Kévin Deniau|Édition de la mi‑février 2023

S’ouvrir aux personnes qui n’ont pas le CV de l’emploi

Alexandre Marchand, l’ancien directeur général de Produits Neptune, entreprise montréalaise spécialisée dans les accessoires de salles de bain, a commencé sa vie professionnelle en tant… qu’athlète de haut niveau. (Photo: courtoisie)

PÉNURIE DE TALENTS. Et si la réponse à la pénurie de main-d’œuvre se trouvait dans l’ouverture à de nouveaux bassins de recrutement ? La question mérite d’être posée à l’heure où les personnes en réorientation de carrière, les profils neuroatypiques ou même les aînés disposent de nombreux atouts qu’ils pourraient mettre au service des entreprises. État des lieux. 

« Il faut arrêter de penser que l’unique solution, c’est l’immigration », fait valoir Emilie Pelletier, CRHA et cofondatrice du cabinet HRM Groupe, spécialisé en marketing RH. Pour elle, les entreprises doivent s’ouvrir à de nouveaux profils de candidats. 

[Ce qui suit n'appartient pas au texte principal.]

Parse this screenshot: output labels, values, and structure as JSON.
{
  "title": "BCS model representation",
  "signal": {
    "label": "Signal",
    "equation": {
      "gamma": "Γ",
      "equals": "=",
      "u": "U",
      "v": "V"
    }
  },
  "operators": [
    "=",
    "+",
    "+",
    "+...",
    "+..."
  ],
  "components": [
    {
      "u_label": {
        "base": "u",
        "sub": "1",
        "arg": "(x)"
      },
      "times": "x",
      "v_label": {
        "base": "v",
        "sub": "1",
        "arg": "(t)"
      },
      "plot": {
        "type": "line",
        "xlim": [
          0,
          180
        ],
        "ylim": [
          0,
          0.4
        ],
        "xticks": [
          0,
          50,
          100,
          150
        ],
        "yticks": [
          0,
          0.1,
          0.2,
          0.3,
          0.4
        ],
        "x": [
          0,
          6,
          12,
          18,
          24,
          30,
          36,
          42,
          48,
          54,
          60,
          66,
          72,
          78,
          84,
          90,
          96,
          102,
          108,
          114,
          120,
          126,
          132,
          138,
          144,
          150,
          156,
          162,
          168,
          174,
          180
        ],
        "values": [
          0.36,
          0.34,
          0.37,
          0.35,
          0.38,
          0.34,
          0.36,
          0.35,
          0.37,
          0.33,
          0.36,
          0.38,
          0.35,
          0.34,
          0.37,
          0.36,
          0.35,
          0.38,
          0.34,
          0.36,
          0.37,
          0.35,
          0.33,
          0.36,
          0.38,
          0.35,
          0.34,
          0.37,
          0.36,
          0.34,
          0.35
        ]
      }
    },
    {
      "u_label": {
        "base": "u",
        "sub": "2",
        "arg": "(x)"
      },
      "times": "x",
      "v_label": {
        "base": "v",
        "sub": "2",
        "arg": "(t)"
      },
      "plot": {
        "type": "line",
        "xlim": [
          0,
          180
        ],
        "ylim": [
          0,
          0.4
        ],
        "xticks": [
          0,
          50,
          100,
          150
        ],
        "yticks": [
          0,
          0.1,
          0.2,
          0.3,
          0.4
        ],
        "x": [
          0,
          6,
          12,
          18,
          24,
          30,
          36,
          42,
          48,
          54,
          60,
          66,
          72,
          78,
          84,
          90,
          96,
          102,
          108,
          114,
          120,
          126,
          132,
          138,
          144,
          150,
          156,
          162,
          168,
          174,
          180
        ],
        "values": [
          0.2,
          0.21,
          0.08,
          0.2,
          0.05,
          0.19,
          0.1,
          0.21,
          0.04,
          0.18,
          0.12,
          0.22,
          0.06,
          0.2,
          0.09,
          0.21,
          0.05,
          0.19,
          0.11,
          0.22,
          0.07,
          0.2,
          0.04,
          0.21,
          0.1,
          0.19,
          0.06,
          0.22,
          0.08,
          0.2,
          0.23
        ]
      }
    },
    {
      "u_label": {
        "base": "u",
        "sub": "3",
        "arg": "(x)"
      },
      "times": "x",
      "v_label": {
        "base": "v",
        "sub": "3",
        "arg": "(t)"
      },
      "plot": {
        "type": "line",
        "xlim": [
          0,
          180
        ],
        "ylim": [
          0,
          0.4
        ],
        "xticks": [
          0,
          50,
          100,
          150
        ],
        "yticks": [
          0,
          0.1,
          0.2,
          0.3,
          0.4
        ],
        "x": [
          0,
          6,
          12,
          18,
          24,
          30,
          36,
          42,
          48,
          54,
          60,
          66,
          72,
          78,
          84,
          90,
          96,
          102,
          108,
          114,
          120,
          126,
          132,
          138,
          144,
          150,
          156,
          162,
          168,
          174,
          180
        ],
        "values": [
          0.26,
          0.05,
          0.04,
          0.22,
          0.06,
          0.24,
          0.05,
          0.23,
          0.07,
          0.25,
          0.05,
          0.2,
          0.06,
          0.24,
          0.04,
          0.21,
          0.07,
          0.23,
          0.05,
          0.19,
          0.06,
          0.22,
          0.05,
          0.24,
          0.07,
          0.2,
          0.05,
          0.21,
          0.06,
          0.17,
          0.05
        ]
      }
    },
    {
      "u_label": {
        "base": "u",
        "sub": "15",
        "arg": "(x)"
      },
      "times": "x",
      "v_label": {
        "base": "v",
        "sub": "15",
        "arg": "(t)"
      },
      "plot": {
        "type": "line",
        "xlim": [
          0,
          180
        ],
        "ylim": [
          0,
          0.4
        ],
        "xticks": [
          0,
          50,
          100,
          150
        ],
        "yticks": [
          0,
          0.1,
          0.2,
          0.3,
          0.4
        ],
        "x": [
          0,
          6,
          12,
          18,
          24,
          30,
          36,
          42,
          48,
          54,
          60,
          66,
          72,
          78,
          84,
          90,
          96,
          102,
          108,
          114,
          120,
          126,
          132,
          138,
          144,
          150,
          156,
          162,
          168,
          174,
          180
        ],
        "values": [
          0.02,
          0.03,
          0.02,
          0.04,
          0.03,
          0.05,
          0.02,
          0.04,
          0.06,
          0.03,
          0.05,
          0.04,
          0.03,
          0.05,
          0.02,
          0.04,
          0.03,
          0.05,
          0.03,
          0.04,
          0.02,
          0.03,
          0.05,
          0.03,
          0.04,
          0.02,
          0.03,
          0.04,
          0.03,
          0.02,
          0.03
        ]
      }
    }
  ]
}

« Le problème majeur, c’est la prise de risque, remarque sur son blogue Alexandre Pachulski, auteur de l’ouvrage « Unique(s) ». Et si la clé du monde de demain, c’était nous ? » Personne ne viendra féliciter un recruteur qui a embauché une personne au CV atypique alors que tout le monde lui tombera dessus si ça ne marche pas. » 

Les personnes qui n’ont pas le CV de l’emploi ont pourtant des arguments à faire valoir. Selon Alexandre Pachulski, l’absence de réflexe conformiste pousse à inventer des solutions hors du cadre. Après tout, les fondateurs d’Airbnb ou d’Uber ne viennent ni du monde de l’hôtellerie ni de celui du taxi. 

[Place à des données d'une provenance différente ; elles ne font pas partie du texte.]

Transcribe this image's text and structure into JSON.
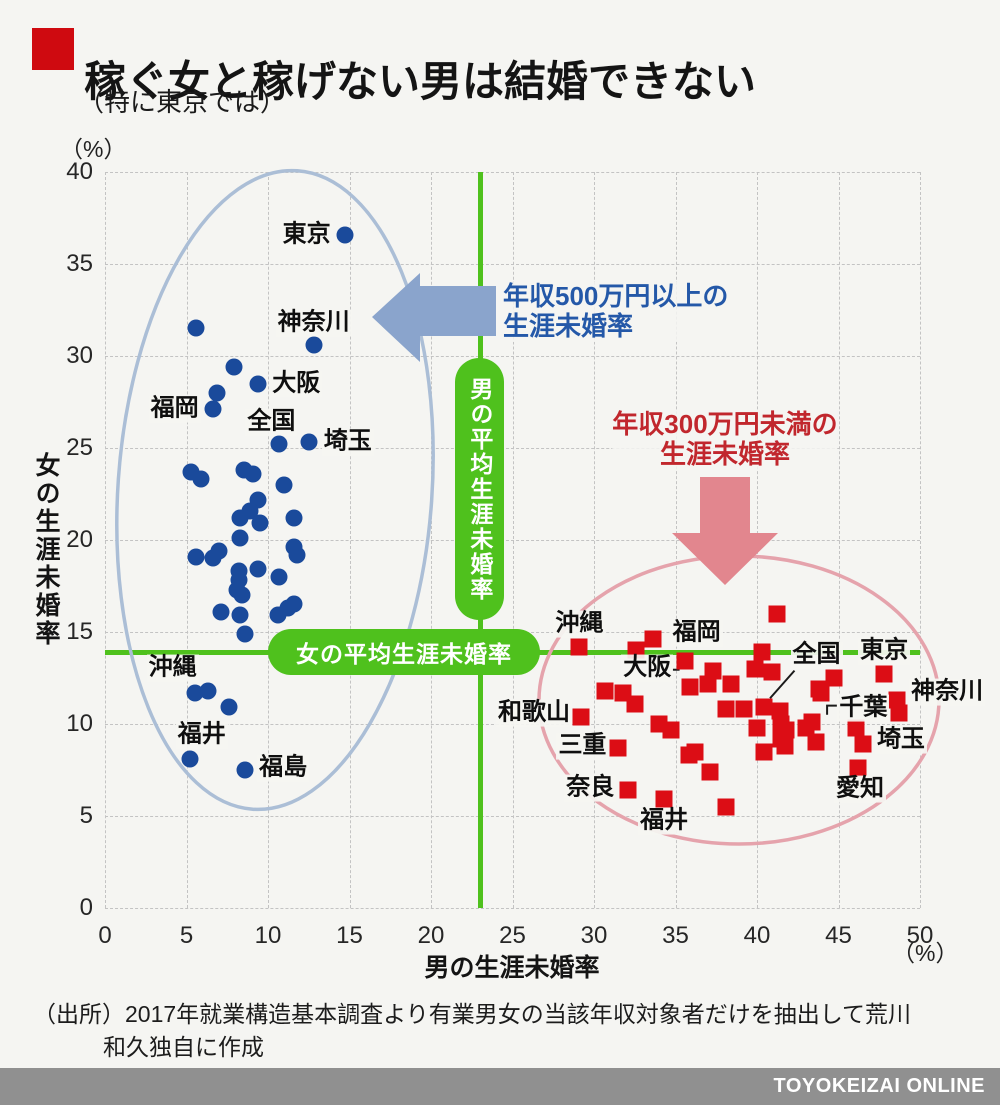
{
  "header": {
    "title": "稼ぐ女と稼げない男は結婚できない",
    "subtitle": "（特に東京では）"
  },
  "source": {
    "line1": "（出所）2017年就業構造基本調査より有業男女の当該年収対象者だけを抽出して荒川",
    "line2": "和久独自に作成"
  },
  "footer": {
    "brand": "TOYOKEIZAI ONLINE"
  },
  "colors": {
    "accent_red": "#cf0a10",
    "green": "#4fc11d",
    "blue_point": "#1a4a9b",
    "red_point": "#dc0d15",
    "blue_arrow": "#8aa4cc",
    "pink_arrow": "#e2868e",
    "blue_ellipse": "#abbed6",
    "pink_ellipse": "#e5a3ac",
    "blue_text": "#2458a8",
    "red_text": "#c1272d",
    "footer_bg": "#909090"
  },
  "chart_data": {
    "type": "scatter",
    "xlabel": "男の生涯未婚率",
    "ylabel": "女の生涯未婚率",
    "x_unit": "（%）",
    "y_unit": "（%）",
    "xlim": [
      0,
      50
    ],
    "ylim": [
      0,
      40
    ],
    "xticks": [
      0,
      5,
      10,
      15,
      20,
      25,
      30,
      35,
      40,
      45,
      50
    ],
    "yticks": [
      0,
      5,
      10,
      15,
      20,
      25,
      30,
      35,
      40
    ],
    "grid": "dashed",
    "mean_lines": {
      "vertical": {
        "value": 23.0,
        "label": "男の平均生涯未婚率"
      },
      "horizontal": {
        "value": 13.9,
        "label": "女の平均生涯未婚率"
      }
    },
    "annotations": {
      "high_income": {
        "lines": [
          "年収500万円以上の",
          "生涯未婚率"
        ]
      },
      "low_income": {
        "lines": [
          "年収300万円未満の",
          "生涯未婚率"
        ]
      }
    },
    "connectors": [
      {
        "for": "全国",
        "points": [
          [
            42.3,
            12.9
          ],
          [
            40.8,
            11.4
          ]
        ]
      },
      {
        "for": "千葉",
        "points": [
          [
            44.9,
            11.0
          ],
          [
            44.3,
            11.0
          ],
          [
            44.3,
            10.5
          ]
        ]
      },
      {
        "for": "大阪",
        "points": [
          [
            34.8,
            12.95
          ],
          [
            35.25,
            12.95
          ]
        ]
      }
    ],
    "series": [
      {
        "name": "年収500万円以上の生涯未婚率",
        "marker": "circle",
        "color": "#1a4a9b",
        "points": [
          {
            "x": 14.7,
            "y": 36.6,
            "label": "東京",
            "anchor": "end",
            "dx": -12,
            "dy": 0
          },
          {
            "x": 5.6,
            "y": 31.5
          },
          {
            "x": 12.8,
            "y": 30.6,
            "label": "神奈川",
            "anchor": "middle",
            "dx": 0,
            "dy": -22
          },
          {
            "x": 7.9,
            "y": 29.4
          },
          {
            "x": 9.4,
            "y": 28.5,
            "label": "大阪",
            "anchor": "start",
            "dx": 12,
            "dy": 0
          },
          {
            "x": 6.9,
            "y": 28.0
          },
          {
            "x": 6.6,
            "y": 27.1,
            "label": "福岡",
            "anchor": "end",
            "dx": -12,
            "dy": 0
          },
          {
            "x": 10.7,
            "y": 25.2,
            "label": "全国",
            "anchor": "middle",
            "dx": -8,
            "dy": -22
          },
          {
            "x": 12.5,
            "y": 25.3,
            "label": "埼玉",
            "anchor": "start",
            "dx": 13,
            "dy": 0
          },
          {
            "x": 5.3,
            "y": 23.7
          },
          {
            "x": 5.9,
            "y": 23.3
          },
          {
            "x": 8.5,
            "y": 23.8
          },
          {
            "x": 9.1,
            "y": 23.6
          },
          {
            "x": 11.0,
            "y": 23.0
          },
          {
            "x": 9.4,
            "y": 22.2
          },
          {
            "x": 8.9,
            "y": 21.6
          },
          {
            "x": 8.3,
            "y": 21.2
          },
          {
            "x": 9.5,
            "y": 20.9
          },
          {
            "x": 11.6,
            "y": 21.2
          },
          {
            "x": 8.3,
            "y": 20.1
          },
          {
            "x": 7.0,
            "y": 19.4
          },
          {
            "x": 5.6,
            "y": 19.1
          },
          {
            "x": 6.6,
            "y": 19.0
          },
          {
            "x": 11.6,
            "y": 19.6
          },
          {
            "x": 11.8,
            "y": 19.2
          },
          {
            "x": 8.2,
            "y": 18.3
          },
          {
            "x": 9.4,
            "y": 18.4
          },
          {
            "x": 10.7,
            "y": 18.0
          },
          {
            "x": 8.2,
            "y": 17.8
          },
          {
            "x": 8.1,
            "y": 17.3
          },
          {
            "x": 8.4,
            "y": 17.0
          },
          {
            "x": 11.2,
            "y": 16.3
          },
          {
            "x": 11.6,
            "y": 16.5
          },
          {
            "x": 7.1,
            "y": 16.1
          },
          {
            "x": 8.3,
            "y": 15.9
          },
          {
            "x": 10.6,
            "y": 15.9
          },
          {
            "x": 8.6,
            "y": 14.9
          },
          {
            "x": 5.5,
            "y": 11.7,
            "label": "沖縄",
            "anchor": "middle",
            "dx": -22,
            "dy": -25
          },
          {
            "x": 6.3,
            "y": 11.8
          },
          {
            "x": 7.6,
            "y": 10.9
          },
          {
            "x": 5.2,
            "y": 8.1,
            "label": "福井",
            "anchor": "middle",
            "dx": 12,
            "dy": -24
          },
          {
            "x": 8.6,
            "y": 7.5,
            "label": "福島",
            "anchor": "start",
            "dx": 12,
            "dy": -2
          }
        ]
      },
      {
        "name": "年収300万円未満の生涯未婚率",
        "marker": "square",
        "color": "#dc0d15",
        "points": [
          {
            "x": 41.2,
            "y": 16.0
          },
          {
            "x": 29.1,
            "y": 14.2,
            "label": "沖縄",
            "anchor": "middle",
            "dx": 0,
            "dy": -23
          },
          {
            "x": 33.6,
            "y": 14.6,
            "label": "福岡",
            "anchor": "start",
            "dx": 18,
            "dy": -6
          },
          {
            "x": 32.6,
            "y": 14.0
          },
          {
            "x": 40.3,
            "y": 13.9
          },
          {
            "x": 35.6,
            "y": 13.4,
            "label": "大阪",
            "anchor": "end",
            "dx": -12,
            "dy": 7
          },
          {
            "x": 37.3,
            "y": 12.9
          },
          {
            "x": 39.9,
            "y": 13.0
          },
          {
            "x": 40.9,
            "y": 12.8
          },
          {
            "x": 47.8,
            "y": 12.7,
            "label": "東京",
            "anchor": "middle",
            "dx": 0,
            "dy": -23
          },
          {
            "x": 44.7,
            "y": 12.5
          },
          {
            "x": 43.8,
            "y": 11.9
          },
          {
            "x": 43.9,
            "y": 11.7
          },
          {
            "x": 35.9,
            "y": 12.0
          },
          {
            "x": 37.0,
            "y": 12.2
          },
          {
            "x": 38.4,
            "y": 12.2
          },
          {
            "x": 30.7,
            "y": 11.8
          },
          {
            "x": 31.8,
            "y": 11.7
          },
          {
            "x": 32.5,
            "y": 11.1
          },
          {
            "x": 40.4,
            "y": 10.9,
            "label": "全国",
            "anchor": "start",
            "dx": 27,
            "dy": -52
          },
          {
            "x": 48.6,
            "y": 11.3,
            "label": "神奈川",
            "anchor": "start",
            "dx": 12,
            "dy": -8
          },
          {
            "x": 48.7,
            "y": 10.6
          },
          {
            "x": 38.1,
            "y": 10.8
          },
          {
            "x": 39.2,
            "y": 10.8
          },
          {
            "x": 41.4,
            "y": 10.7
          },
          {
            "x": 29.2,
            "y": 10.4,
            "label": "和歌山",
            "anchor": "end",
            "dx": -9,
            "dy": -4
          },
          {
            "x": 43.4,
            "y": 10.1,
            "label": "千葉",
            "anchor": "start",
            "dx": 25,
            "dy": -14
          },
          {
            "x": 43.0,
            "y": 9.8
          },
          {
            "x": 34.0,
            "y": 10.0
          },
          {
            "x": 34.7,
            "y": 9.7
          },
          {
            "x": 40.0,
            "y": 9.8
          },
          {
            "x": 41.5,
            "y": 10.0
          },
          {
            "x": 41.8,
            "y": 9.7
          },
          {
            "x": 41.5,
            "y": 9.2
          },
          {
            "x": 41.7,
            "y": 8.8
          },
          {
            "x": 43.6,
            "y": 9.0
          },
          {
            "x": 46.1,
            "y": 9.8
          },
          {
            "x": 46.5,
            "y": 8.9,
            "label": "埼玉",
            "anchor": "start",
            "dx": 12,
            "dy": -4
          },
          {
            "x": 31.5,
            "y": 8.7,
            "label": "三重",
            "anchor": "end",
            "dx": -10,
            "dy": -2
          },
          {
            "x": 40.4,
            "y": 8.5
          },
          {
            "x": 35.8,
            "y": 8.3
          },
          {
            "x": 36.2,
            "y": 8.5
          },
          {
            "x": 37.1,
            "y": 7.4
          },
          {
            "x": 46.2,
            "y": 7.6,
            "label": "愛知",
            "anchor": "middle",
            "dx": 2,
            "dy": 21
          },
          {
            "x": 32.1,
            "y": 6.4,
            "label": "奈良",
            "anchor": "end",
            "dx": -12,
            "dy": -2
          },
          {
            "x": 34.3,
            "y": 5.9,
            "label": "福井",
            "anchor": "middle",
            "dx": 0,
            "dy": 22
          },
          {
            "x": 38.1,
            "y": 5.5
          }
        ]
      }
    ]
  }
}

C’est aussi le cas pour Alexandre Marchand, qui a sauté des pistes d’athlétisme au monde des affaires. L’ancien directeur général de Produits Neptune, entreprise montréalaise spécialisée dans les accessoires de salles de bain, a en effet commencé sa vie professionnelle en tant… qu’athlète de haut niveau. Durant ses dix ans de carrière sportive, le Trifluvien d’origine a remporté cinq titres de champion du Canada en 400 mètres et 400 mètres haies et s’est même classé sixième au Championnat du monde junior de 1996. 

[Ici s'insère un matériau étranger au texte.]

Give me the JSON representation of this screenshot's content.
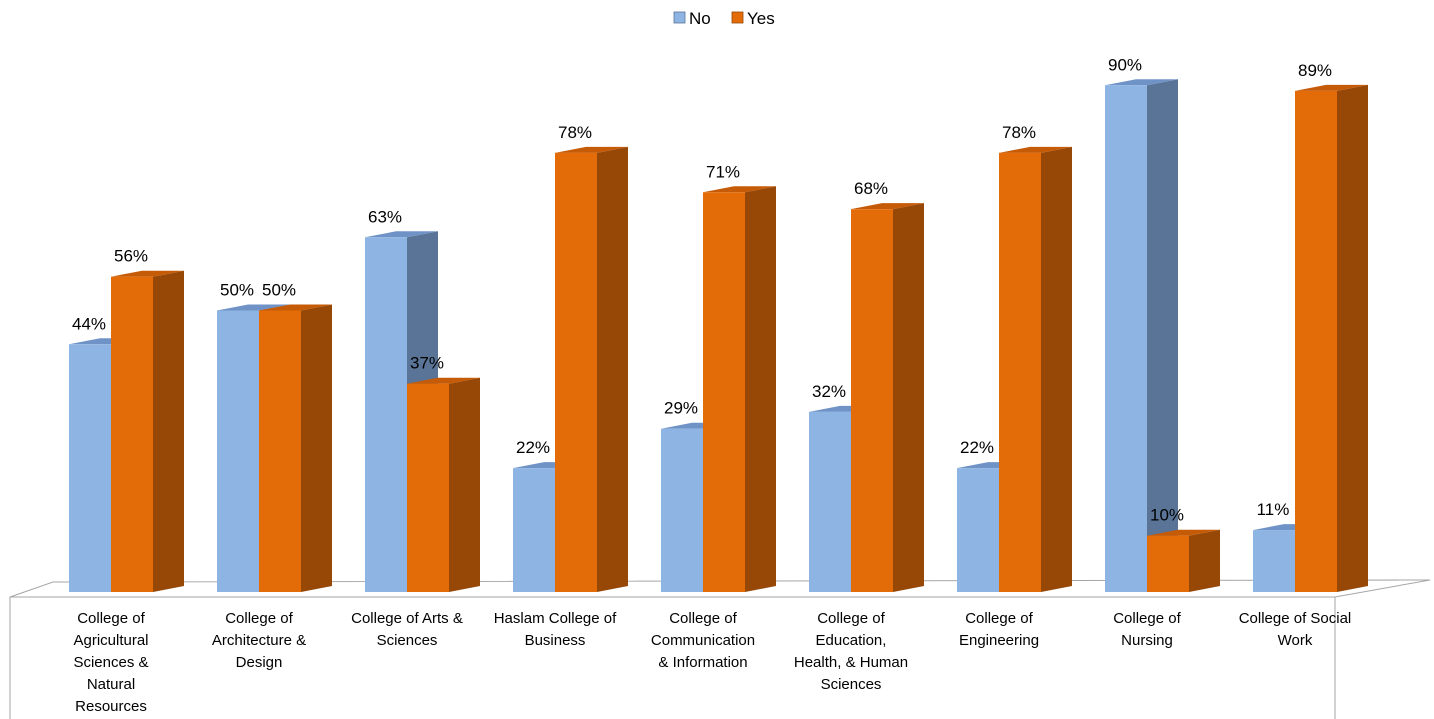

« Quand tu cours une finale dans un stade de 110 000 personnes, ce n’est plus une présentation devant une centaine de personnes qui va te stresser », affirme Alexandre Marchand. Selon lui, les athlètes ont un rapport à la performance qui peut faire la différence en entreprise.

 

Une plus-value pour l’entreprise 

« Planifier sa préparation des mois avant une grande compétition a de grandes similitudes avec le lancement d’un nouveau produit », illustre Alexandre Marchand, qui dit avoir toujours eu « un côté homme d’affaires ». « Quand j’ai commencé à afficher de bons résultats sportifs, je suis tout de suite allé chercher des commanditaires », se souvient-il.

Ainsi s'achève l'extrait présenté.